The current controversy surrounds a confidential email Mr Marais sent to colleagues on an LOA committee in which he proposed that the industry should “quietly” at the end of the year “up” the “high” rate again to 12%. With, presumably, much the same effect that the previous high rate had on clients.

Mr Marais dismisses the controversy as “scandal-mongering” by the media. He wants us to believe his use of the word “quietly” was innocent, since, he says, the change he proposed was “technical” and “of little consequence” – and therefore “not worth a song-and-dance”.

Bruce Cameron doesn’t believe him. Nor does Alec Hogg. David Klatzow finds it hard to believe him. So do we.

Currently inflation is running at about 3.5%. It hasn’t been above 5% for years. It would seem that the industry is already pushing its luck using a “high” projected earnings rate of 10%. Why, then, the wish to raise it to 11% or 12% – if not for reasons that you would rather keep quiet about?

Mr Marais has himself demonstrated how the system works in an article entitled The New Code on Policy Quotations, published in the August edition of Cover, a magazine for the insurance industry.

The problem, claims Marais in his article, is that the projections of policies sold in the late 80s and through the 90s were based on high inflation rates: in that period they averaged 15%. As inflation came down in the mid 90s, investment returns also came down. “The industry did not emphasise enough that high bonus rates in the 80s and 90s were largely the result of high inflation” (and not of the investment skills of the insurance companies).

“The [previously used] high nominal projected rates ... were wrongly understood to be a realistic expectation of the future,” he claims in the article.

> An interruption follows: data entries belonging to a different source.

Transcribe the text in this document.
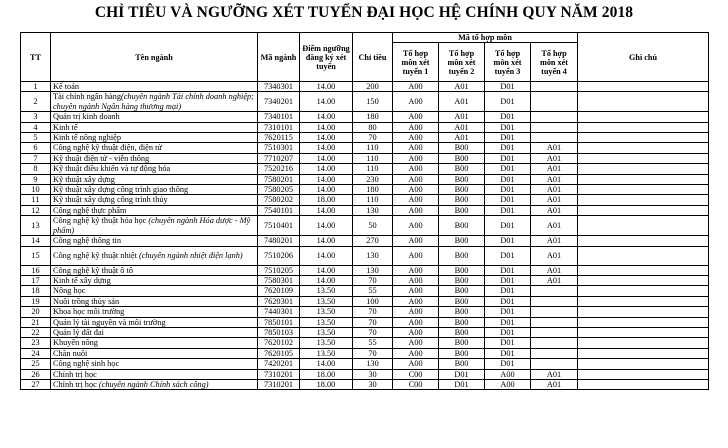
CHỈ TIÊU VÀ NGƯỠNG XÉT TUYỂN ĐẠI HỌC HỆ CHÍNH QUY NĂM 2018
TT	Tên ngành	Mã ngành	Điểm ngưỡng đăng ký xét tuyển	Chỉ tiêu	Mã tổ hợp môn				Ghi chú
					Tổ hợp môn xét tuyển 1	Tổ hợp môn xét tuyển 2	Tổ hợp môn xét tuyển 3	Tổ hợp môn xét tuyển 4	
1	Kế toán	7340301	14.00	200	A00	A01	D01		
2	Tài chính ngân hàng(chuyên ngành Tài chính doanh nghiệp; chuyên ngành Ngân hàng thương mại)	7340201	14.00	150	A00	A01	D01		
3	Quản trị kinh doanh	7340101	14.00	180	A00	A01	D01		
4	Kinh tế	7310101	14.00	80	A00	A01	D01		
5	Kinh tế nông nghiệp	7620115	14.00	70	A00	A01	D01		
6	Công nghệ kỹ thuật điện, điện tử	7510301	14.00	110	A00	B00	D01	A01	
7	Kỹ thuật điện tử - viễn thông	7710207	14.00	110	A00	B00	D01	A01	
8	Kỹ thuật điều khiển và tự động hóa	7520216	14.00	110	A00	B00	D01	A01	
9	Kỹ thuật xây dựng	7580201	14.00	230	A00	B00	D01	A01	
10	Kỹ thuật xây dựng công trình giao thông	7580205	14.00	180	A00	B00	D01	A01	
11	Kỹ thuật xây dựng công trình thủy	7580202	18.00	110	A00	B00	D01	A01	
12	Công nghệ thực phẩm	7540101	14.00	130	A00	B00	D01	A01	
13	Công nghệ kỹ thuật hóa học (chuyên ngành Hóa dược - Mỹ phẩm)	7510401	14.00	50	A00	B00	D01	A01	
14	Công nghệ thông tin	7480201	14.00	270	A00	B00	D01	A01	
15	Công nghệ kỹ thuật nhiệt (chuyên ngành nhiệt điện lạnh)	7510206	14.00	130	A00	B00	D01	A01	
16	Công nghệ kỹ thuật ô tô	7510205	14.00	130	A00	B00	D01	A01	
17	Kinh tế xây dựng	7580301	14.00	70	A00	B00	D01	A01	
18	Nông học	7620109	13.50	55	A00	B00	D01		
19	Nuôi trồng thủy sản	7620301	13.50	100	A00	B00	D01		
20	Khoa học môi trường	7440301	13.50	70	A00	B00	D01		
21	Quản lý tài nguyên và môi trường	7850101	13.50	70	A00	B00	D01		
22	Quản lý đất đai	7850103	13.50	70	A00	B00	D01		
23	Khuyến nông	7620102	13.50	55	A00	B00	D01		
24	Chăn nuôi	7620105	13.50	70	A00	B00	D01		
25	Công nghệ sinh học	7420201	14.00	130	A00	B00	D01		
26	Chính trị học	7310201	18.00	30	C00	D01	A00	A01	
27	Chính trị học (chuyên ngành Chính sách công)	7310201	18.00	30	C00	D01	A00	A01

But how else were clients supposed to see the projections so elaborately illustrated in the sales brochures?

However, “to avoid a repetition of past mistakes,” says Marais in Cover, “it is very important to stress the point that [the rate in] the new code on policy quotations is only a planning tool and is not intended to provide accurate projections of expected future values.”

Now, how, we ask, is a client to use the projection as a planning tool if it doesn’t provide a fair indication of future values? Surely this is more of the sophistry the assurance industry uses to cover its tracks?

Sorry, Mr Marais, maybe you’ve been in the industry too long to notice. You’ve simply added a new dimension to that old dictum about the road to Hell being paved with good intentions: the optimistic projections that the life insurance industry continues to use to seduce its clients, continue to ensure that far too many pensioners find themselves in hellish circumstances.

Oilgate

WE RARELY have the occasion – or the inclination? – to compliment colleagues on other publications. But the spectacular – and, ultimately, brave – Oilgate exposé by our friends at the Mail & Guardian has to be such an occasion. Congratulations!

And there’s much more to the story yet; issues that are life-threatening to our democracy. Watch this space.